There seems to be a stunning lack of disclosure all around the Treasury's Troubled Asset Relief Program. Let the lawyers sharpen their pencils. BOA's shares were around $14 in mid-Decmeber, the time of the events described below. Now they're less than $9.
From Cuomo's letter to Congress:
The week after the shareholder vote -and days after Merrill Lynch set its bonuses Merrill Lynch quickly and quietly booked billions of dollars of additional losses. Merrill Lynch's fourth quarter 2008 losses turned out to be $7 billion worse than it had projected prior to the merger vote and finalizing its bonuses. These additional losses, some of which had become known to Bank of America executives prior to the merger vote, were not disclosed to shareholders until mid-January 2009, two weeks after the merger had closed on January 1,2009.Immediately after learning on December 14,2008 of what Lewis described as the "staggering amount of deterioration" at Merrill Lynch, Lewis conferred with counsel to determine if Bank of America had grounds to rescind the merger agreement by using a clause that allowed Bank of America to exit the deal if a material adverse event ("MAC") occurred.
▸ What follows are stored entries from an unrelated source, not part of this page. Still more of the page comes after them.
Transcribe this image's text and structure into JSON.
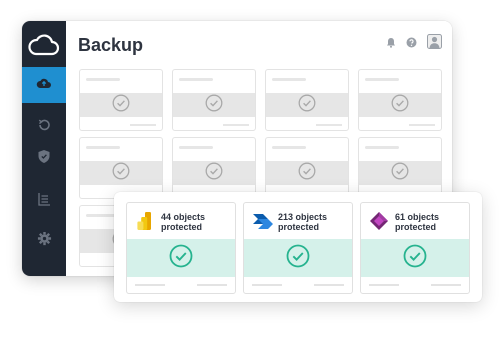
{
  "app": {
    "title": "Backup",
    "accent": "#1f8fd0",
    "sidebar_bg": "#1f2733"
  },
  "sidebar": {
    "logo_icon": "cloud-icon",
    "items": [
      {
        "icon": "cloud-upload-icon",
        "active": true
      },
      {
        "icon": "restore-icon",
        "active": false
      },
      {
        "icon": "shield-icon",
        "active": false
      },
      {
        "icon": "list-icon",
        "active": false
      },
      {
        "icon": "gear-icon",
        "active": false
      }
    ]
  },
  "header_icons": [
    "bell-icon",
    "help-icon",
    "user-avatar-icon"
  ],
  "backup_cards": [
    {
      "text": "44 objects protected",
      "product_icon": "power-bi-icon",
      "status": "protected"
    },
    {
      "text": "213 objects protected",
      "product_icon": "power-automate-icon",
      "status": "protected"
    },
    {
      "text": "61 objects protected",
      "product_icon": "power-apps-icon",
      "status": "protected"
    }
  ],
  "colors": {
    "protected_bg": "#d5f1ea",
    "protected_check": "#26b38f"
  }
}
After a series of internal consultations and consultations with counsel, on December 17,2008, Lewis informed then-Treasury Secretary Henry Paulson that Bank of America was seriously considering invoking the MAC clause. Paulson asked Lewis to come to Washington that evening to discuss the matter.
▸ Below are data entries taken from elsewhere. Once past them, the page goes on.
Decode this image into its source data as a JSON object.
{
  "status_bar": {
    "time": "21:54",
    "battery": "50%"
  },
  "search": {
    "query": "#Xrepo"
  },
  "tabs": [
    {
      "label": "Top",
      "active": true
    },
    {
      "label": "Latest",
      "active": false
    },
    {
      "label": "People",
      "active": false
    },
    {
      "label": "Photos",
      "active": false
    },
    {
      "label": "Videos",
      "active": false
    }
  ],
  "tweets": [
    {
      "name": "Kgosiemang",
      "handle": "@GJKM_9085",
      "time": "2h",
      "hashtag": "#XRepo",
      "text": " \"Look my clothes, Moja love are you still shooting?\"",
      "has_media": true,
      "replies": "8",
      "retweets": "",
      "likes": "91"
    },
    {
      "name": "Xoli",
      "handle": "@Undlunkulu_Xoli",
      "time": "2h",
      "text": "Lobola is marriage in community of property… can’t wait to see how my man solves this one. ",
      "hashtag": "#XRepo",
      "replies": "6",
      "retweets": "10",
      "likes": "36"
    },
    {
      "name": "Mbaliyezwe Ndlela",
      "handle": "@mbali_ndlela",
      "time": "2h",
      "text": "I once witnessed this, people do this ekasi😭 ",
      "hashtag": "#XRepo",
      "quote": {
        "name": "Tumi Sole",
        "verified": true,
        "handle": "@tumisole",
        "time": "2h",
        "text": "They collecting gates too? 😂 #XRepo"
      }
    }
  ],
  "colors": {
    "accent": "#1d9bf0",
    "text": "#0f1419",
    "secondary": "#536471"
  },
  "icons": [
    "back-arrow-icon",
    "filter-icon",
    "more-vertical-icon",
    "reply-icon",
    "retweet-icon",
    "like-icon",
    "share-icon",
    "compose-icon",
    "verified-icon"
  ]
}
At a meeting that evening Secretary Paulson, Federal Reserve Chairman Ben Bernanke, Lewis, Bank of America's CFO, and other officials discussed the issues surrounding invocation of the MAC clause by Bank of America. The Federal officials asked Bank of America not to invoke the MAC until there was further consultation. There were follow-up calls with various Treasury and Federal Reserve officials, including with Treasury Secretary Paulson and Chairman Bernanke. During those meetings, the federal government officials pressured Bank of America not to seek to rescind the merger agreement. We do not yet have a complete picture of the Federal Reserve's role in these matters because the Federal Reserve has invoked the bank examination privilege.
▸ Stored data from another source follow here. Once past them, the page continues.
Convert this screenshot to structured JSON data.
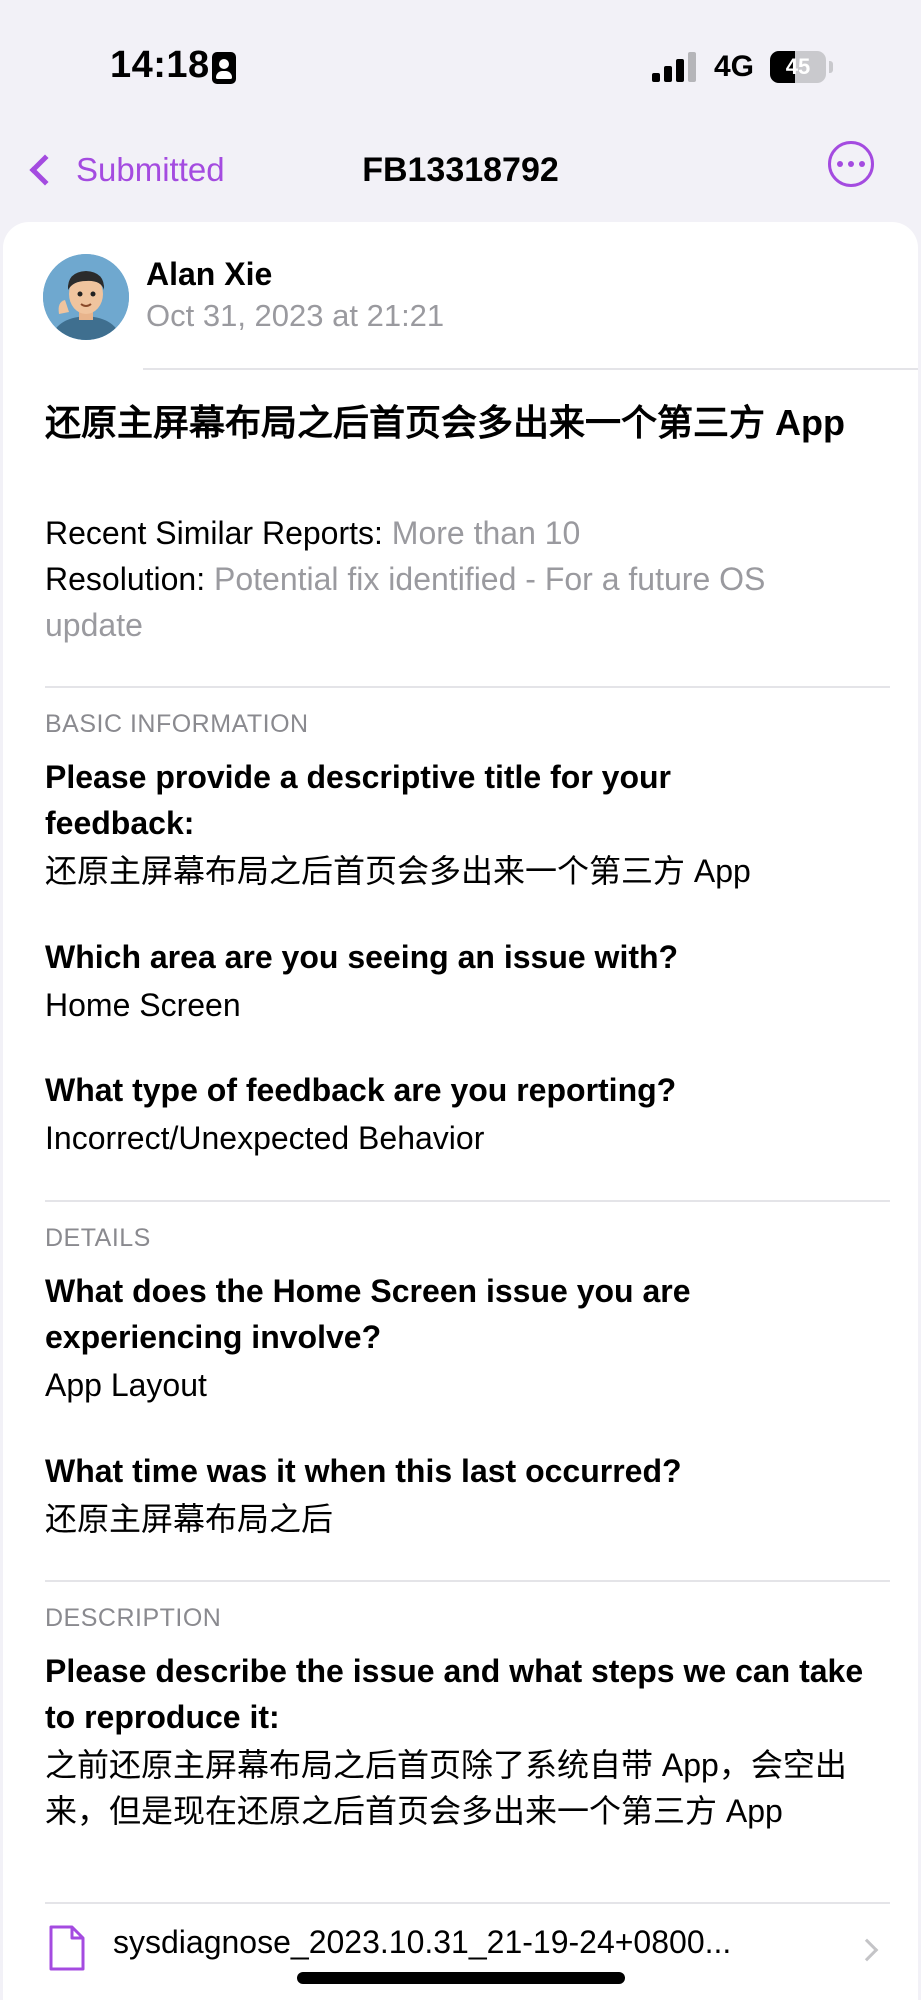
{
  "status_bar": {
    "time": "14:18",
    "network": "4G",
    "battery_percent": "45",
    "battery_level": 0.45,
    "signal_bars_filled": 3,
    "signal_bars_total": 4,
    "id_icon": "person-card-icon"
  },
  "nav": {
    "back_label": "Submitted",
    "title": "FB13318792",
    "more_icon": "ellipsis-circle-icon",
    "accent_color": "#a44be0"
  },
  "author": {
    "name": "Alan Xie",
    "date": "Oct 31, 2023 at 21:21",
    "avatar_icon": "memoji-avatar"
  },
  "report": {
    "title": "还原主屏幕布局之后首页会多出来一个第三方 App",
    "similar_label": "Recent Similar Reports:",
    "similar_value": "More than 10",
    "resolution_label": "Resolution:",
    "resolution_value": "Potential fix identified - For a future OS update"
  },
  "sections": {
    "basic": {
      "header": "BASIC INFORMATION",
      "q1": "Please provide a descriptive title for your feedback:",
      "a1": "还原主屏幕布局之后首页会多出来一个第三方 App",
      "q2": "Which area are you seeing an issue with?",
      "a2": "Home Screen",
      "q3": "What type of feedback are you reporting?",
      "a3": "Incorrect/Unexpected Behavior"
    },
    "details": {
      "header": "DETAILS",
      "q1": "What does the Home Screen issue you are experiencing involve?",
      "a1": "App Layout",
      "q2": "What time was it when this last occurred?",
      "a2": "还原主屏幕布局之后"
    },
    "description": {
      "header": "DESCRIPTION",
      "q1": "Please describe the issue and what steps we can take to reproduce it:",
      "a1": "之前还原主屏幕布局之后首页除了系统自带 App，会空出来，但是现在还原之后首页会多出来一个第三方 App"
    }
  },
  "attachment": {
    "name": "sysdiagnose_2023.10.31_21-19-24+0800...",
    "icon": "document-icon"
  }
}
Bank of America's attempt to exit the merger came to a halt on December 21, 2008. That day, Lewis informed Secretary Paulson that Bank of America still wanted to exit the merger agreement. According to Lewis, Secretary Paulson then advised Lewis that, if Bank of America invoked the MAC, its management and Board would be replaced:
[W]e wanted to follow up and he said, 'I'm going to be very blunt, we're very supportive on Bank of America and we want to be of help, but' --as I recall him saying "the government," but that may or may not be the case -"does not feel it's in your best interest for you to call a MAC, and that we feel so strongly," --I can't recall ifhe said "we would remove the board and management if you called it" or ifhe said "we would do it if you intended to." I don't remember which one it was, before or after, and I said, "Hank, let's deescalate this for a while. Let me talk to our board." And the board's reaction was of" That threat, okay, do it. That would be systemic risk."In an interview with this Office, Secretary Paulson largely corroborated Lewis's account.
On the issue of terminating management and the Board, Secretary Paulson indicated that he told Lewis that if Bank of America were to back out of the Merrill Lynch deal, the government either could or would remove the Board and management. Secretary Paulson told Lewis a series of concerns, including that Bank of America's invocation of the MAC would create systemic risk and that Bank of America did not have a legal basis to invoke the MAC (though Secretary Paulson's basis for the opinion was e,ntirely based on what he was told by Federal Reserve officials).
Secretary Paulson's threat swayed Lewis. According to Secretary Paulson, after he stated that the management and the Board could be removed, Lewis replied, "that makes it simple. Let's deescalate." Lewis admits that Secretary Paulson's threat changed his mind about invoking that MAC clause and terminating the deal.
Despite the fact that Bank of America had determined that Merrill Lynch's financial condition was so grave that it justified termination of the deal pursuant to the MAC clause, Bank of America did not publicly disclose Merrill Lynch's devastating losses or the impact it would have on the merger. Nor did Bank of America disclose that it had been prepared to invoke the MAC clause and would have done so but for the intervention of the Treasury Department and the Federal Reserve.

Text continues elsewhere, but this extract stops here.